Any mention of birthdays is strictly forbidden in the charity home for retired actresses on which we are eavesdroppers in Noël Coward's Waiting in the Wings, yet it should be noted that Coward's poignant tribute to this happy breed of troupers is now 49 years old. First staged in 1960, it debuted in an era when the well-made play was already out of vogue. Puzzling new works by Harold Pinter and Eugène Ionesco were all the rage; a sentimental three-act story with a beginning, middle and end seemed quaintly old hat. And Waiting in the Wings — with its cost-prohibitive cast of eighteen actors — was soon forgotten.
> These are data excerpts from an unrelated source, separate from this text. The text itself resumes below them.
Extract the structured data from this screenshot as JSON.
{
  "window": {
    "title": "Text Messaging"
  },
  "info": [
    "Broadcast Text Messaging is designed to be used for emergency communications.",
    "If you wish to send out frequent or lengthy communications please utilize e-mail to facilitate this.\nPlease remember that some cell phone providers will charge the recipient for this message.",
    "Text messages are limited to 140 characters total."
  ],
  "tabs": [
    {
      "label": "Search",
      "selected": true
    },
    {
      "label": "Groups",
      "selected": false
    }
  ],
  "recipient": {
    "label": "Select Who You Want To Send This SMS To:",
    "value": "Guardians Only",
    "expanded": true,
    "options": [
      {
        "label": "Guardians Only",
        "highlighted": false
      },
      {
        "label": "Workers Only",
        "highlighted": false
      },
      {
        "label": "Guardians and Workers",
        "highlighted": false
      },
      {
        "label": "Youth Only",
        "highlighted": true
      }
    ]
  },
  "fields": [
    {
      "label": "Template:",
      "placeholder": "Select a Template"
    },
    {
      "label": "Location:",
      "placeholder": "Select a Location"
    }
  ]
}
But you know the adage: Everything old is new again, and the old gals who are living out the third act of their lives provide an evening that feels as fresh as a newly opened box of mothballs. Granted, there's nothing earth shattering here. (Will the ladies get their glassed-in solarium?) But the air is redolent with remembrances of performances past.

Here reunited are Dorothy Davis, Suzanne Greenwald and Eleanor Mullin, who worked so amusingly together as kvetching sisters in West End's The Prisoner of Second Avenue. Here is Sally Eaton, hilarious in Stray Dog's Regrets Only. Here, Diane Peterson, once a stirring Amanda in Stray Dog's The Glass Menagerie. And Teresa Doggett, memorable as the Italian maid in Act Inc.'s Enchanted April. So it goes: As the characters onstage relive their memories, we in the appreciative audience are allowed to relive ours. Then, under the appreciative direction of Steve Callahan, Coward's evocation of those who "cannot go on playing ingénues forever" finds its reason for being in the solid work of Liz Hopefl, who is remarkably moving and credible as the newest inductee at the home. "We are still actresses in our hearts," she says. And in ours, too. Waiting in the Wings joins Drama at Inish and Noises Off as yet another of Act Inc.'s felicitous soirees about the theater life.

Heroes, by French dramatist Gerald Sibleyras (and translated by the ubiquitous Tom Stoppard), is set on the terrace of a country home for veterans of the Great War. (The background is filled with three panels of Van Gogh-inspired fields.) Henri (Kevin Beyer) has lived here for 25 years; Phillippe (David Gibbs), who carries a piece of shrapnel in his head, has been here a decade. Gustave (Richard Lewis) is the newcomer. He arrived only six months ago, and has not yet adjusted to this sedentary life. It's Gustave who initiates one last campaign, a preposterous escape to Indochina.

When they're not planning the great escape or meddling with fire hoses, our three musketeers ramble on about topics as varied as women, cycling, the lifelike qualities of a stone dog that sits on the patio, what music should be played at their funerals, the criminality of a certain Sister Madeleine who might be systematically killing off the vets — and did I mention women? Suffice to say: All is not quiet on this Western front. The air is frequently punctuated with laughter, and most of it is ours.

"If there's one thing we're not short of, it's time," Henri says. Yet as directed by Rob Grumich, the pace never lags. In contrast to Waiting in the Wings, which is a very full evening indeed, the showy Heroes plays out in an intermission-free 90 minutes. Yet both plays, in their own ways, charm. Regardless of whether it's Suzanne Greenwald as a decrepit actress navigating her arduous way into a corner chair in Wings or Kevin Beyer resting his game leg on his cane in Heroes, gentle pleasures abound.